The commissioners have tentatively scheduled a public hearing for Nov. 5 to discuss a zoning amendment that would defer applications for construction projects or new mining operations for 12 months or until the county completes a mineral mining plan, whichever comes first.
Wakefield Valley, the mineral-rich region between Westminster and New Windsor, would be affected by the amendment, along with some other areas in west-central Carroll.
The proposed amendment would not preclude mining expansions where quarry companies have submitted applications to the county and received state permits, said Solveig Smith, zoning administrator. The Union Bridge-based Lehigh Portland Cement Co. and Genstar Stone Products Co. have received permits to expand their operations.

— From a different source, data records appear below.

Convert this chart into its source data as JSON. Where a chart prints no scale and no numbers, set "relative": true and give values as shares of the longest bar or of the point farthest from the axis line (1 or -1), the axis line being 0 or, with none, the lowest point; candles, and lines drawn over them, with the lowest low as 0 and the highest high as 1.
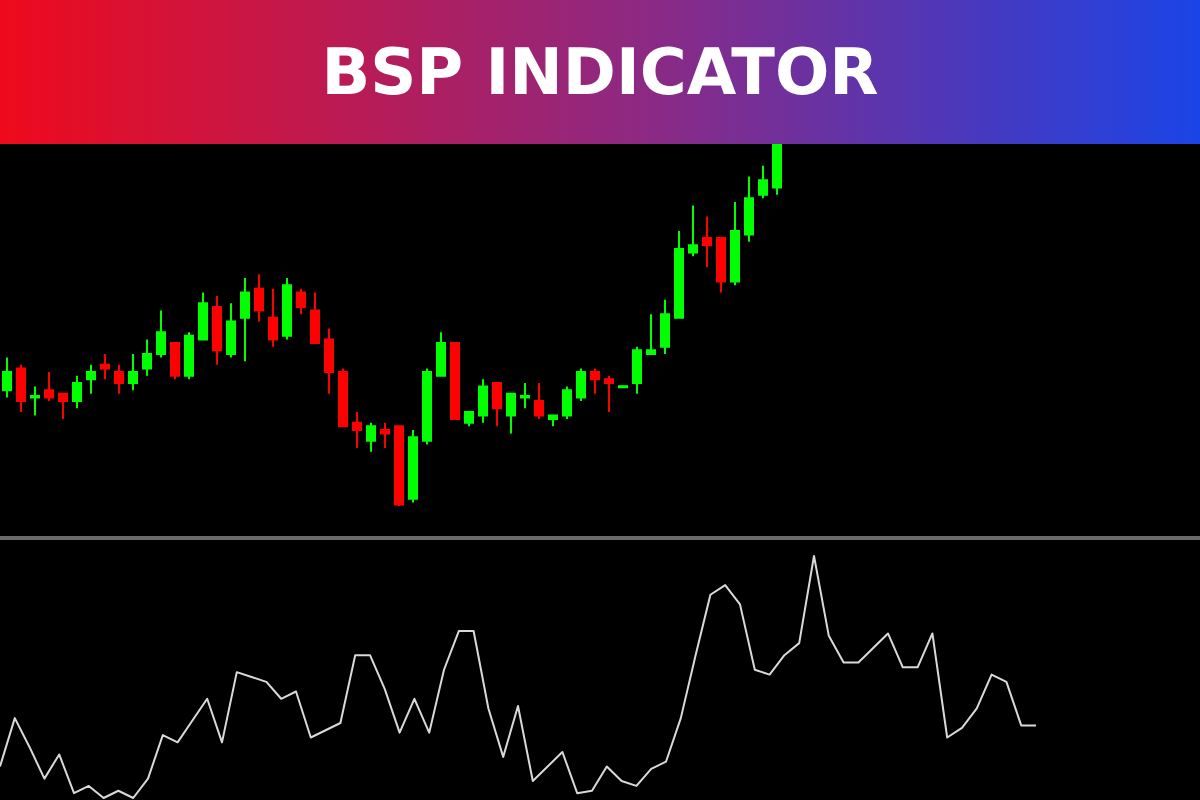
{
  "chart_data": [
    {
      "type": "candlestick",
      "title": "BSP INDICATOR",
      "relative": true,
      "categories": [
        null,
        null,
        null,
        null,
        null,
        null,
        null,
        null,
        null,
        null,
        null,
        null,
        null,
        null,
        null,
        null,
        null,
        null,
        null,
        null,
        null,
        null,
        null,
        null,
        null,
        null,
        null,
        null,
        null,
        null,
        null,
        null,
        null,
        null,
        null,
        null,
        null,
        null,
        null,
        null,
        null,
        null,
        null,
        null,
        null,
        null,
        null,
        null,
        null,
        null,
        null,
        null,
        null,
        null,
        null,
        null
      ],
      "ohlc": [
        [
          0.32,
          0.41,
          0.3,
          0.37
        ],
        [
          0.38,
          0.39,
          0.26,
          0.29
        ],
        [
          0.3,
          0.33,
          0.25,
          0.304
        ],
        [
          0.32,
          0.37,
          0.29,
          0.3
        ],
        [
          0.31,
          0.31,
          0.24,
          0.29
        ],
        [
          0.29,
          0.36,
          0.27,
          0.34
        ],
        [
          0.35,
          0.39,
          0.31,
          0.37
        ],
        [
          0.39,
          0.42,
          0.35,
          0.38
        ],
        [
          0.37,
          0.39,
          0.31,
          0.34
        ],
        [
          0.34,
          0.42,
          0.32,
          0.37
        ],
        [
          0.38,
          0.46,
          0.36,
          0.42
        ],
        [
          0.42,
          0.54,
          0.41,
          0.48
        ],
        [
          0.45,
          0.45,
          0.35,
          0.36
        ],
        [
          0.36,
          0.48,
          0.35,
          0.47
        ],
        [
          0.46,
          0.59,
          0.46,
          0.56
        ],
        [
          0.55,
          0.58,
          0.39,
          0.43
        ],
        [
          0.42,
          0.56,
          0.41,
          0.51
        ],
        [
          0.52,
          0.63,
          0.4,
          0.59
        ],
        [
          0.6,
          0.64,
          0.51,
          0.54
        ],
        [
          0.52,
          0.6,
          0.44,
          0.46
        ],
        [
          0.47,
          0.63,
          0.46,
          0.61
        ],
        [
          0.59,
          0.6,
          0.53,
          0.55
        ],
        [
          0.54,
          0.59,
          0.45,
          0.45
        ],
        [
          0.46,
          0.49,
          0.31,
          0.37
        ],
        [
          0.37,
          0.38,
          0.22,
          0.22
        ],
        [
          0.23,
          0.26,
          0.16,
          0.21
        ],
        [
          0.18,
          0.23,
          0.15,
          0.22
        ],
        [
          0.21,
          0.23,
          0.16,
          0.2
        ],
        [
          0.22,
          0.22,
          0,
          0.004
        ],
        [
          0.02,
          0.21,
          0.01,
          0.19
        ],
        [
          0.18,
          0.38,
          0.17,
          0.37
        ],
        [
          0.36,
          0.48,
          0.36,
          0.45
        ],
        [
          0.45,
          0.45,
          0.24,
          0.24
        ],
        [
          0.23,
          0.26,
          0.22,
          0.26
        ],
        [
          0.25,
          0.35,
          0.23,
          0.33
        ],
        [
          0.34,
          0.34,
          0.22,
          0.27
        ],
        [
          0.25,
          0.31,
          0.2,
          0.31
        ],
        [
          0.3,
          0.34,
          0.27,
          0.304
        ],
        [
          0.29,
          0.34,
          0.24,
          0.25
        ],
        [
          0.24,
          0.25,
          0.22,
          0.25
        ],
        [
          0.25,
          0.33,
          0.24,
          0.32
        ],
        [
          0.3,
          0.38,
          0.29,
          0.37
        ],
        [
          0.37,
          0.38,
          0.31,
          0.35
        ],
        [
          0.35,
          0.36,
          0.26,
          0.34
        ],
        [
          0.328,
          0.331,
          0.328,
          0.331
        ],
        [
          0.34,
          0.44,
          0.31,
          0.43
        ],
        [
          0.42,
          0.53,
          0.42,
          0.43
        ],
        [
          0.44,
          0.57,
          0.42,
          0.53
        ],
        [
          0.52,
          0.76,
          0.52,
          0.71
        ],
        [
          0.7,
          0.83,
          0.69,
          0.72
        ],
        [
          0.74,
          0.8,
          0.66,
          0.72
        ],
        [
          0.74,
          0.74,
          0.59,
          0.62
        ],
        [
          0.62,
          0.84,
          0.61,
          0.76
        ],
        [
          0.75,
          0.91,
          0.73,
          0.85
        ],
        [
          0.86,
          0.94,
          0.85,
          0.9
        ],
        [
          0.88,
          1,
          0.86,
          1
        ]
      ]
    },
    {
      "type": "line",
      "relative": true,
      "marker": "none",
      "categories": [
        null,
        null,
        null,
        null,
        null,
        null,
        null,
        null,
        null,
        null,
        null,
        null,
        null,
        null,
        null,
        null,
        null,
        null,
        null,
        null,
        null,
        null,
        null,
        null,
        null,
        null,
        null,
        null,
        null,
        null,
        null,
        null,
        null,
        null,
        null,
        null,
        null,
        null,
        null,
        null,
        null,
        null,
        null,
        null,
        null,
        null,
        null,
        null,
        null,
        null,
        null,
        null,
        null,
        null,
        null,
        null,
        null,
        null,
        null,
        null,
        null,
        null,
        null,
        null,
        null,
        null,
        null,
        null,
        null,
        null,
        null
      ],
      "series": [
        {
          "color": "#d9d9d9",
          "values": [
            0.13,
            0.33,
            0.21,
            0.08,
            0.18,
            0.02,
            0.05,
            0,
            0.03,
            0,
            0.08,
            0.26,
            0.23,
            0.32,
            0.41,
            0.23,
            0.52,
            0.5,
            0.48,
            0.41,
            0.44,
            0.25,
            0.28,
            0.31,
            0.59,
            0.59,
            0.45,
            0.27,
            0.41,
            0.27,
            0.53,
            0.69,
            0.69,
            0.37,
            0.17,
            0.38,
            0.07,
            0.13,
            0.19,
            0.02,
            0.03,
            0.13,
            0.07,
            0.05,
            0.12,
            0.15,
            0.33,
            0.59,
            0.84,
            0.88,
            0.8,
            0.53,
            0.51,
            0.59,
            0.64,
            1,
            0.67,
            0.56,
            0.56,
            0.62,
            0.68,
            0.54,
            0.54,
            0.68,
            0.25,
            0.29,
            0.37,
            0.51,
            0.48,
            0.3,
            0.3
          ]
        }
      ]
    }
  ]
}
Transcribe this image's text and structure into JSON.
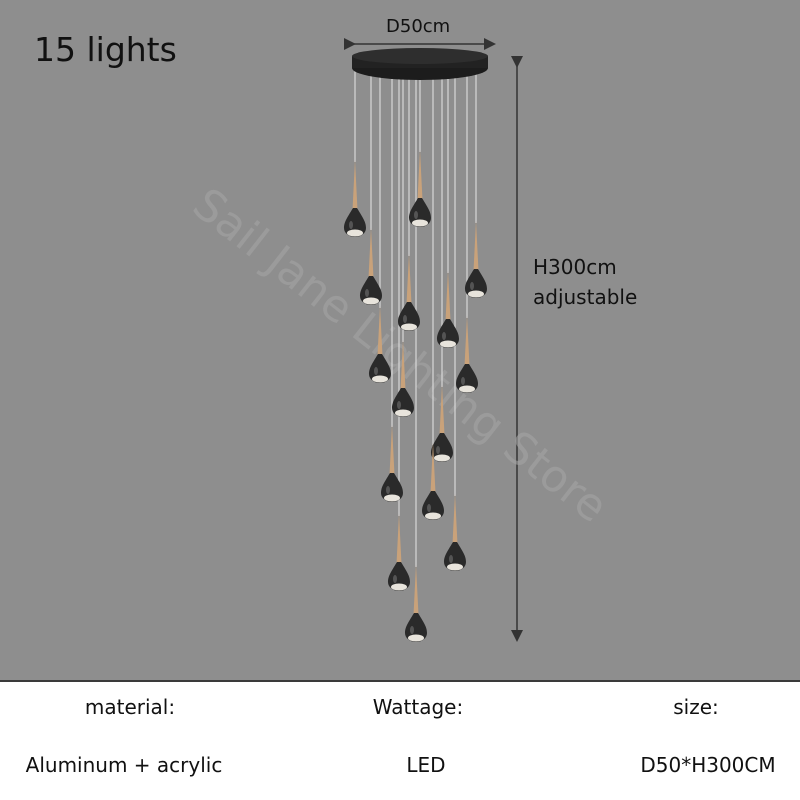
{
  "title": "15 lights",
  "dimensions": {
    "diameter": "D50cm",
    "height": "H300cm",
    "height_note": "adjustable"
  },
  "watermark": "Sail Jane Lighting Store",
  "colors": {
    "background": "#8e8e8e",
    "canopy": "#1c1c1c",
    "wood": "#c9a27a",
    "bulb": "#2a2a2a"
  },
  "specs": [
    {
      "label": "material:",
      "value": "Aluminum + acrylic"
    },
    {
      "label": "Wattage:",
      "value": "LED"
    },
    {
      "label": "size:",
      "value": "D50*H300CM"
    }
  ]
}
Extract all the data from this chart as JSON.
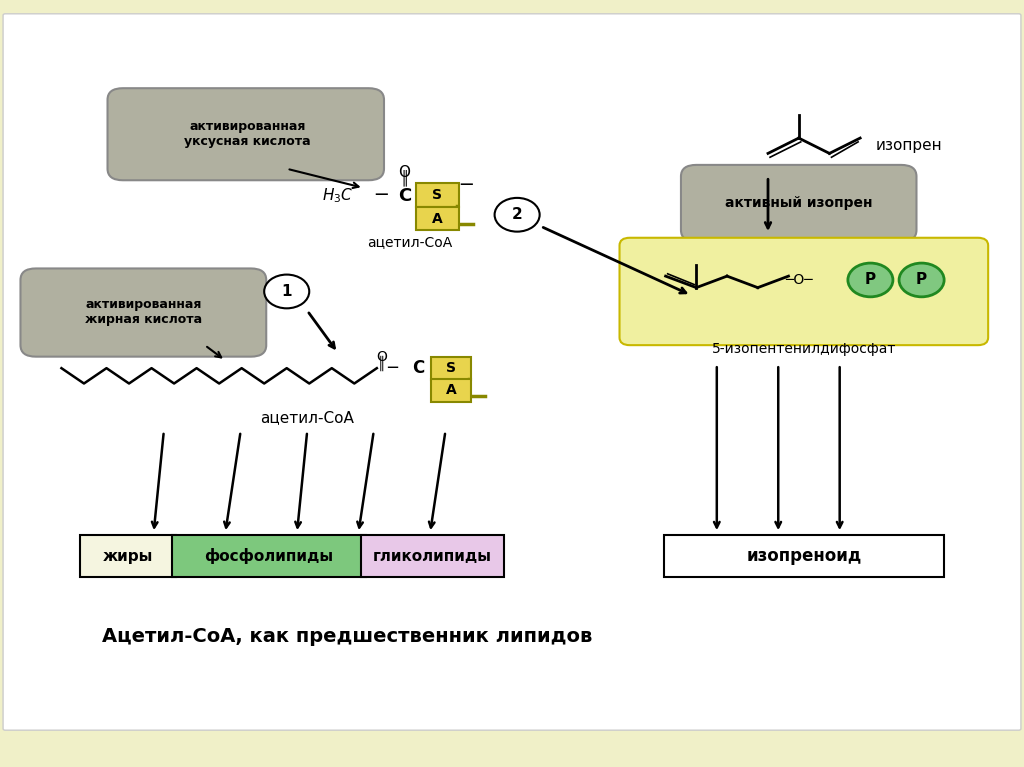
{
  "bg_outer": "#f0f0c8",
  "bg_inner": "#ffffff",
  "title_text": "Ацетил-СоА, как предшественник липидов",
  "label_activated_acetic": "активированная\nуксусная кислота",
  "label_activated_fatty": "активированная\nжирная кислота",
  "label_acetyl_coa_top": "ацетил-СоА",
  "label_acetyl_coa_bottom": "ацетил-СоА",
  "label_izopren": "изопрен",
  "label_active_izopren": "активный изопрен",
  "label_5_izopentyl": "5-изопентенилдифосфат",
  "label_fat": "жиры",
  "label_phospholipids": "фосфолипиды",
  "label_glycolipids": "гликолипиды",
  "label_izoprenoid": "изопреноид",
  "label_circle1": "1",
  "label_circle2": "2",
  "color_yellow_box": "#e8d44d",
  "color_green_box": "#7dc87d",
  "color_pink_box": "#e8c8e8",
  "color_cream_box": "#f5f5e0",
  "color_gray_label": "#b0b0a0",
  "color_yellow_highlight": "#f0f0a0",
  "color_green_circles": "#80c880"
}
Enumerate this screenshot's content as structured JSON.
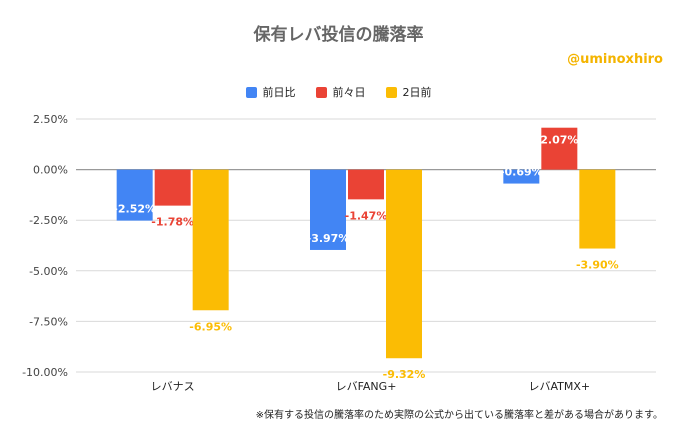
{
  "title": "保有レバ投信の騰落率",
  "handle": "@uminoxhiro",
  "footnote": "※保有する投信の騰落率のため実際の公式から出ている騰落率と差がある場合があります。",
  "chart_data": {
    "type": "bar",
    "categories": [
      "レバナス",
      "レバFANG+",
      "レバATMX+"
    ],
    "series": [
      {
        "name": "前日比",
        "color": "#4285f4",
        "values": [
          -2.52,
          -3.97,
          -0.69
        ],
        "labels": [
          "-2.52%",
          "-3.97%",
          "-0.69%"
        ]
      },
      {
        "name": "前々日",
        "color": "#ea4335",
        "values": [
          -1.78,
          -1.47,
          2.07
        ],
        "labels": [
          "-1.78%",
          "-1.47%",
          "2.07%"
        ]
      },
      {
        "name": "2日前",
        "color": "#fbbc04",
        "values": [
          -6.95,
          -9.32,
          -3.9
        ],
        "labels": [
          "-6.95%",
          "-9.32%",
          "-3.90%"
        ]
      }
    ],
    "ylim": [
      -10,
      2.5
    ],
    "yticks": [
      "2.50%",
      "0.00%",
      "-2.50%",
      "-5.00%",
      "-7.50%",
      "-10.00%"
    ],
    "ytick_values": [
      2.5,
      0,
      -2.5,
      -5,
      -7.5,
      -10
    ],
    "grid": true,
    "legend_position": "top"
  }
}
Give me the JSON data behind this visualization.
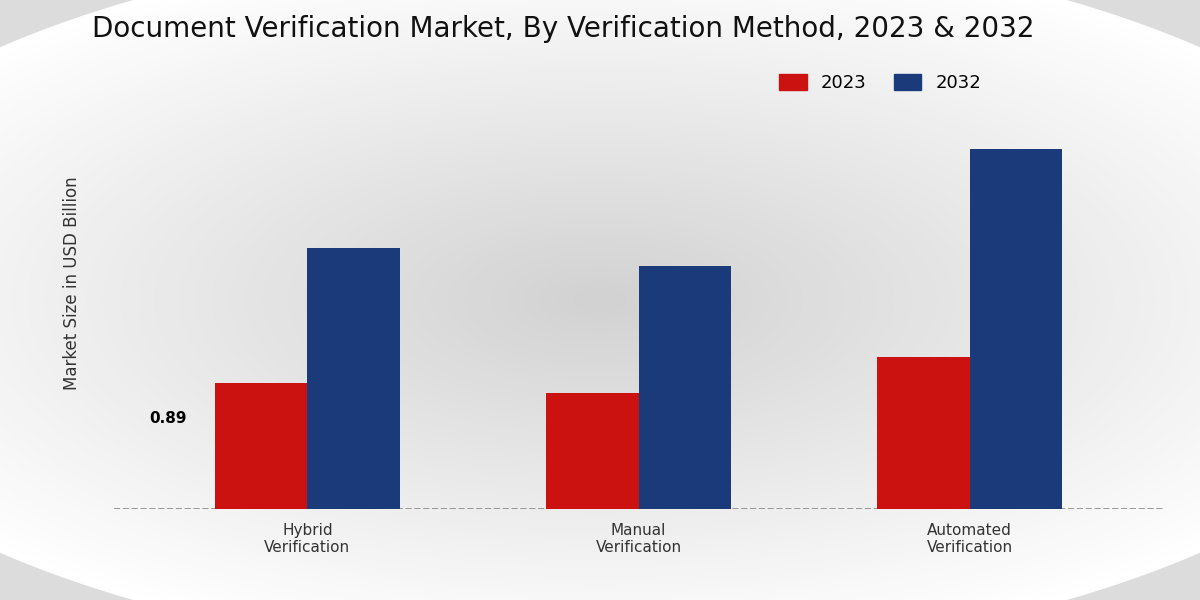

The Arundel Corp. has expressed interest in opening a new quarry in the area, but has been stalled in court battles with the county and doesn't have state permits.
The amendment would protect quarry company interests, current residents and future homeowners in the region while the county develops its mining plan, say county officials.
Lehigh Plant Manager David H. Roush said he was glad residential areas were included in the amendment "so people won't say 'why did the county let us build here so close' " to a quarry area.
William B. Dulany, an attorney for the Arundel Corp., said a long-term moratorium could have a "drastic" effect on company plans.
Bernard L. Grove, a vice president at Genstar, said the company does not object to the amendment.
Planners began working on the mining plan in August, once the Wakefield Valley Study Committee completed its report analyzing mining's impact on the county's economy and environment.
The New Windsor Community Action Project, a citizens group concerned that mining expansions could damage their property and water supplies, urged the County Commissioners last year to impose a moratorium on new quarry operations. The commissioners sent the request to the County Planning and Zoning Commission, which rejected the proposal in July 1989.
That proposal did not include residential development.
Commissioners John L. Armacost and Julia W. Gouge opposed a moratorium last year, but agreed Tuesday to have a public hearing.
Commissioner Jeff Griffith said he hoped the amendment could be adopted before the Nov. 6 general election "so the next Board of County Commissioners won't have to deal with it." It could take new commissioners one year or more to grasp the situation, and "by then it could be too late," he said. "It's our responsibility."